How much physical activity do I need to do?

People with heart disease should do moderate intensity aerobic exercise at least 30 minutes a day. Aerobic exercises like walking, jogging, cycling, rowing, swimming, and cross-country skiing will increase your endurance. The type of exercise is less important than the amount. The more often you exercise, and the longer the session, the greater the impact on your health and life expectancy (Read more on sedentary lifestyle and what you can do to take action).

How do I know I am exercising at moderate intensity?

There are two ways:

  1. Monitor your heart rate with a smartwatch, fitness tracker or chest strap. Moderate intensity means training at 64% to 76% of your peak heart rate. Peak heart rate is estimated by subtracting your age from 220, unless you take medications (such as beta blockers) that change heart rate.
  2. The talk test is the easiest method. Gradually increase your speed or load until talking becomes too difficult (you sometimes need to gasp for air to talk comfortably). Slightly reduce your speed or load so you can talk while exercising. This is moderate intensity.

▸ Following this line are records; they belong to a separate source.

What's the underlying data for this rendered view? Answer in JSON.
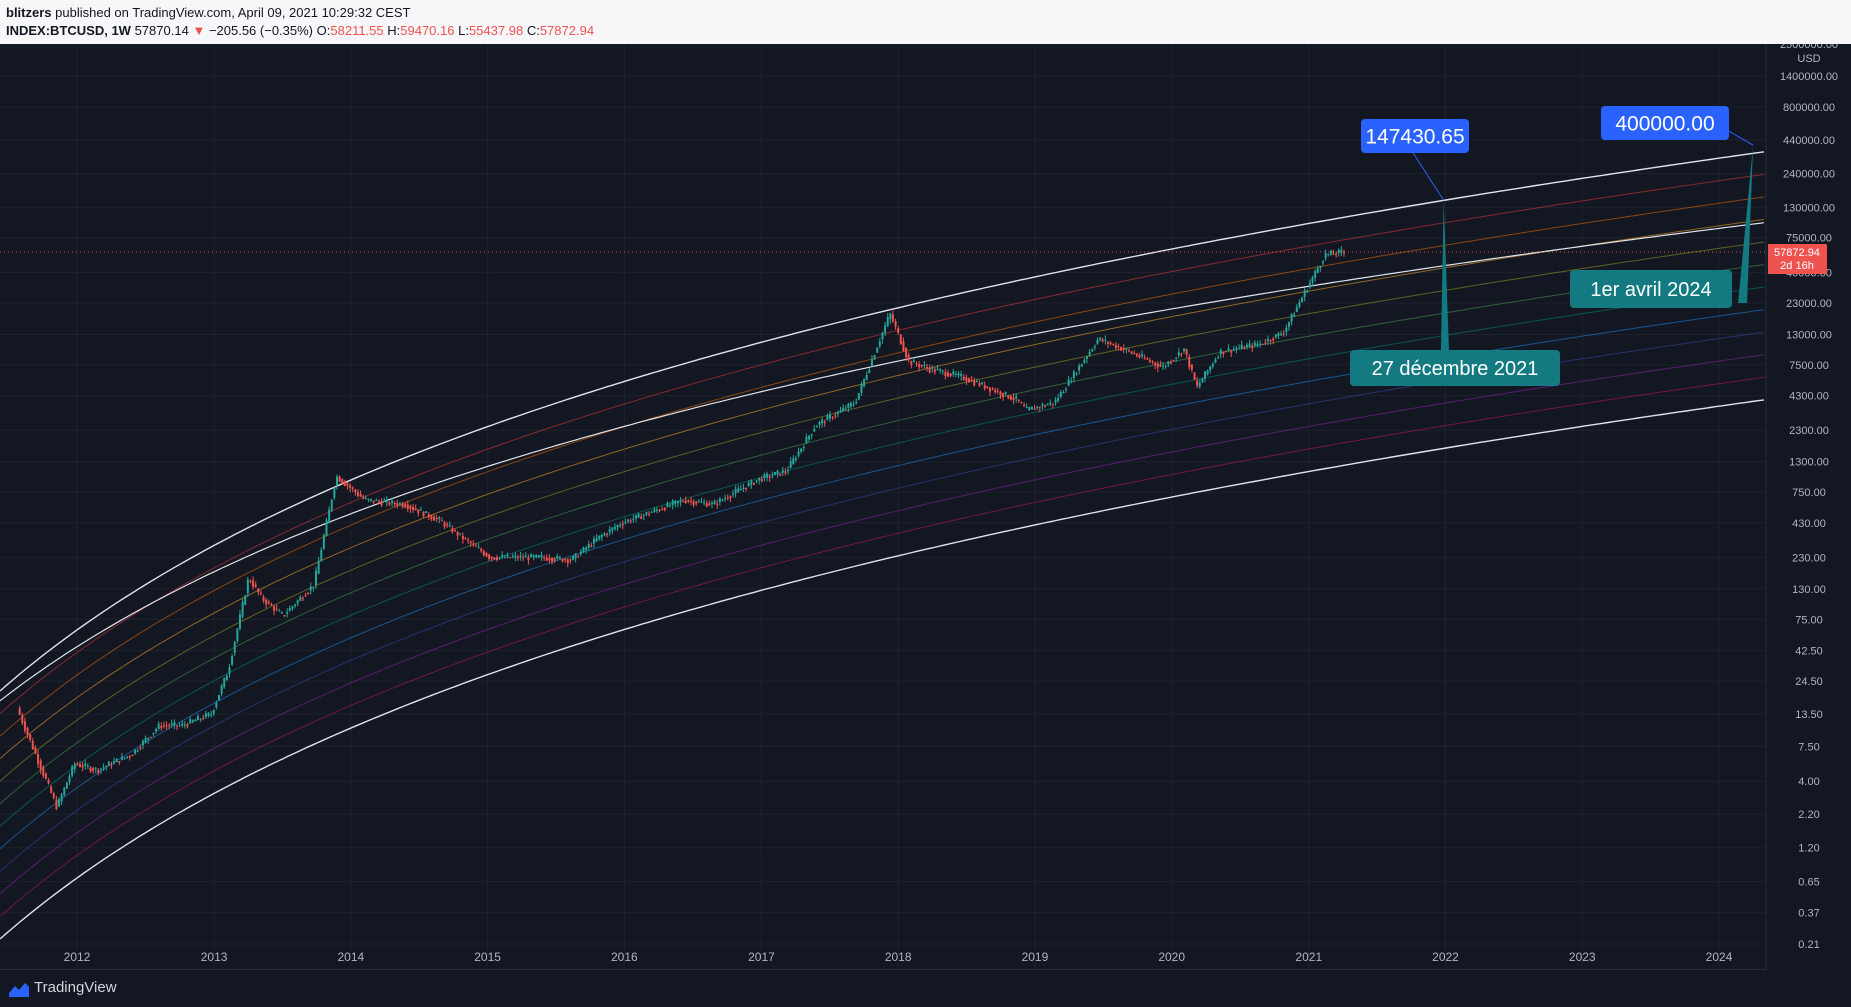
{
  "header": {
    "author": "blitzers",
    "published_text": "published on TradingView.com, April 09, 2021 10:29:32 CEST",
    "symbol": "INDEX:BTCUSD, 1W",
    "last": "57870.14",
    "arrow": "▼",
    "change": "−205.56 (−0.35%)",
    "o_label": "O:",
    "o": "58211.55",
    "h_label": "H:",
    "h": "59470.16",
    "l_label": "L:",
    "l": "55437.98",
    "c_label": "C:",
    "c": "57872.94"
  },
  "footer": {
    "brand": "TradingView"
  },
  "colors": {
    "background": "#131722",
    "up": "#26a69a",
    "down": "#ef5350",
    "callout": "#2962ff",
    "callout2": "#137a82"
  },
  "chart_data": {
    "type": "candlestick",
    "y_scale": "log",
    "currency": "USD",
    "x_ticks": [
      "2012",
      "2013",
      "2014",
      "2015",
      "2016",
      "2017",
      "2018",
      "2019",
      "2020",
      "2021",
      "2022",
      "2023",
      "2024"
    ],
    "y_ticks": [
      "2500000.00",
      "1400000.00",
      "800000.00",
      "440000.00",
      "240000.00",
      "130000.00",
      "75000.00",
      "40000.00",
      "23000.00",
      "13000.00",
      "7500.00",
      "4300.00",
      "2300.00",
      "1300.00",
      "750.00",
      "430.00",
      "230.00",
      "130.00",
      "75.00",
      "42.50",
      "24.50",
      "13.50",
      "7.50",
      "4.00",
      "2.20",
      "1.20",
      "0.65",
      "0.37",
      "0.21"
    ],
    "y_unit_label": "USD",
    "price_label": {
      "value": "57872.94",
      "countdown": "2d 16h"
    },
    "price_path": [
      [
        "2011-08-01",
        15
      ],
      [
        "2011-11-15",
        2.5
      ],
      [
        "2012-01-01",
        5.5
      ],
      [
        "2012-03-01",
        4.9
      ],
      [
        "2012-06-01",
        6.5
      ],
      [
        "2012-08-15",
        11
      ],
      [
        "2012-10-15",
        11
      ],
      [
        "2012-12-31",
        13.5
      ],
      [
        "2013-02-15",
        30
      ],
      [
        "2013-04-10",
        160
      ],
      [
        "2013-05-15",
        110
      ],
      [
        "2013-07-10",
        80
      ],
      [
        "2013-10-01",
        140
      ],
      [
        "2013-11-30",
        1000
      ],
      [
        "2014-02-15",
        650
      ],
      [
        "2014-06-01",
        600
      ],
      [
        "2014-09-01",
        450
      ],
      [
        "2014-11-01",
        330
      ],
      [
        "2015-01-15",
        230
      ],
      [
        "2015-06-01",
        230
      ],
      [
        "2015-08-20",
        220
      ],
      [
        "2015-11-01",
        330
      ],
      [
        "2016-01-01",
        430
      ],
      [
        "2016-06-15",
        650
      ],
      [
        "2016-09-01",
        600
      ],
      [
        "2017-01-01",
        950
      ],
      [
        "2017-03-15",
        1100
      ],
      [
        "2017-06-01",
        2500
      ],
      [
        "2017-09-15",
        3800
      ],
      [
        "2017-12-17",
        19000
      ],
      [
        "2018-02-05",
        8000
      ],
      [
        "2018-04-01",
        7000
      ],
      [
        "2018-06-30",
        6000
      ],
      [
        "2018-11-20",
        4000
      ],
      [
        "2018-12-15",
        3300
      ],
      [
        "2019-03-01",
        3800
      ],
      [
        "2019-06-26",
        12000
      ],
      [
        "2019-09-01",
        10000
      ],
      [
        "2019-12-15",
        7200
      ],
      [
        "2020-02-10",
        10000
      ],
      [
        "2020-03-15",
        5000
      ],
      [
        "2020-05-15",
        9500
      ],
      [
        "2020-09-01",
        11000
      ],
      [
        "2020-11-01",
        13500
      ],
      [
        "2020-12-31",
        29000
      ],
      [
        "2021-02-20",
        55000
      ],
      [
        "2021-04-09",
        57872
      ]
    ],
    "annotations": [
      {
        "label": "147430.65",
        "anchor_date": "2021-12-27",
        "anchor_value": 147430.65,
        "date_label": "27 décembre 2021"
      },
      {
        "label": "400000.00",
        "anchor_date": "2024-04-01",
        "anchor_value": 400000,
        "date_label": "1er avril 2024"
      }
    ],
    "current_price": 57872.94
  }
}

Resistance exercise should be done at least twice a week to improve muscle strength and mass, both of which help optimise long-term health. For each large muscle group, do 3 sets of 8 to 12 repetitions with a 1 to 2 minute recovery in between. The weight must be sufficiently high that the final repetition can be executed properly and another repetition would be impossible.

In addition to achieving your weekly targets for aerobic and resistance exercise, keep active in your daily life and minimise sitting time. There is compelling evidence that sitting too much increases the risk of early death. Wear a step counter at hip level to assess how much you move during the day. Set yourself a target to aim for each day.